🧵Nouveau témoignage dans la presse sur le #CovidLong.
Une patiente malade depuis 2020 raconte une consultation hospitalière vécue comme « de la maltraitance ».
Un témoignage difficile à lire, mais malheureusement loin d’être isolé👇
1️⃣« Le Covid long ce sont des troubles somatiques fonctionnels »
2️⃣« On nous oblige à recevoir les patients Covid long, mais nous, on ne voulait pas »
3️⃣« Attention à l’auto-entretien de la fatigue »
3 phrases rapportées par une patiente atteinte de #CovidLong depuis cinq ans.
⚠️ « Ce qu’elle a entendu lors de cette consultation l’a ramenée en 2020-2021, quand on découvrait les symptômes persistants et qu’on avait du mal à y croire. »
Nous sommes pourtant en 2026.
🔬 Depuis plusieurs années, la littérature scientifique documente des anomalies biologiques dans le #CovidLong :
atteintes immunitaires, vasculaires, neurologiques, autonomiques, inflammatoires, métaboliques…
Et malgré cela, certains patients continuent d’être renvoyés vers des explications principalement psychologiques ou comportementales.
🗣️« Non, je ne suis pas une malade imaginaire », écrit cette patiente.
Dans l’article, elle décrit un quotidien marqué par :
➡️des symptômes pulmonaires,
➡️gastro-intestinaux,
➡️ORL,
➡️des douleurs,
➡️un épuisement intense,
➡️des essoufflements persistants.
Comme beaucoup d’autres malades, elle a essayé de continuer à travailler malgré la maladie :
arrêts de travail, mi-temps thérapeutique…

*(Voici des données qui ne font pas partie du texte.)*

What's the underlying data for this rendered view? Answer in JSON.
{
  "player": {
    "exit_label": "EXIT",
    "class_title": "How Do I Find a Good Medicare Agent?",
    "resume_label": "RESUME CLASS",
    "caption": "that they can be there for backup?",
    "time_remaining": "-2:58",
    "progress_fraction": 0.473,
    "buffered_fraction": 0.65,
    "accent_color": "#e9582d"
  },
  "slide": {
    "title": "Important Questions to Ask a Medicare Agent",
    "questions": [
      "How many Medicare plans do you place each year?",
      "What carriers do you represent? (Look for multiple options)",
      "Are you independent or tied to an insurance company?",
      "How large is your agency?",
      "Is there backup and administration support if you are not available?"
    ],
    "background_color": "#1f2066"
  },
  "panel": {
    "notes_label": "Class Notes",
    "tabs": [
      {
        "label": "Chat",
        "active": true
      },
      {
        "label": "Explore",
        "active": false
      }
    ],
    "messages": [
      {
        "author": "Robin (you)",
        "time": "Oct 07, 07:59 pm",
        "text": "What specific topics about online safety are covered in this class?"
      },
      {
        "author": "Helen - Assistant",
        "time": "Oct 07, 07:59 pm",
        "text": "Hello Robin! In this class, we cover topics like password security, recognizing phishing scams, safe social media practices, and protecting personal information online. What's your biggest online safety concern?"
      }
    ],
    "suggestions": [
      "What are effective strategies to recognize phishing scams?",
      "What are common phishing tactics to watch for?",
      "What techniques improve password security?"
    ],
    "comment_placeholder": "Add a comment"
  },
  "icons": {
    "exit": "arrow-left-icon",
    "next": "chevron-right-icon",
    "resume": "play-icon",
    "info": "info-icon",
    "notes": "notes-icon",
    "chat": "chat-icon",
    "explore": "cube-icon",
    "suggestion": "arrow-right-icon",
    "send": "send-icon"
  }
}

Avant d’être finalement déclarée inapte et placée en invalidité.
📉 Derrière le #CovidLong, il y a aussi des ruptures de vie :
-Perte d’emploi,
-Désinsertion sociale,
-Précarisation,
-Isolement,
-Renoncements
🗣️« Comme les nombreuses personnes atteintes de cette pathologie, je n’ai qu’un seul désir, celui de guérir pour retrouver une vie sociale ordinaire. »

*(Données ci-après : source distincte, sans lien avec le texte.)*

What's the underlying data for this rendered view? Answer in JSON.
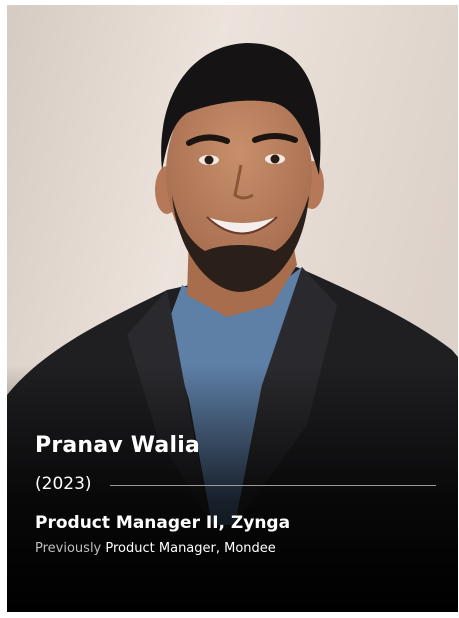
{
  "profile": {
    "name": "Pranav Walia",
    "year": "(2023)",
    "current_role": "Product Manager II, Zynga",
    "previous_label": "Previously",
    "previous_role": "Product Manager, Mondee"
  },
  "colors": {
    "background": "#e7ddd5",
    "card_bottom": "#000000",
    "text_primary": "#ffffff",
    "text_muted": "#bfbfbf"
  }
}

Cette phrase est importante.
Les patients ne “s’installent” pas dans la maladie.
Ils cherchent des réponses, des soins, de la stabilité et, surtout, une amélioration de leur état.
🩺 L’article rappelle aussi la réalité de l’errance médicale.
Des patients adressés à des spécialistes en 2024, 2025 ou même 2026 après des années de symptômes inexpliqués.
Parce que le #CovidLong peut être polymorphe.
Parce que certains symptômes restent mal connus.
Parce que les parcours de soins demeurent insuffisants selon les territoires.
⚠️ Autre point essentiel abordé dans l’article : les biais de genre.
« Le #CovidLong touche plus les femmes […] et cela peut entraîner des biais de genre. »
💬« Certains médecins ont davantage tendance à tout ramener au psychosomatique et à relativiser les plaintes des femmes. »
Une réalité que dénoncent depuis longtemps de nombreuses patientes atteintes de #CovidLong, d’EM, d’endométriose ou de dysautonomies.
📢 Le témoignage de cette patiente ne doit pas être lu comme un cas isolé ou une “mauvaise expérience”.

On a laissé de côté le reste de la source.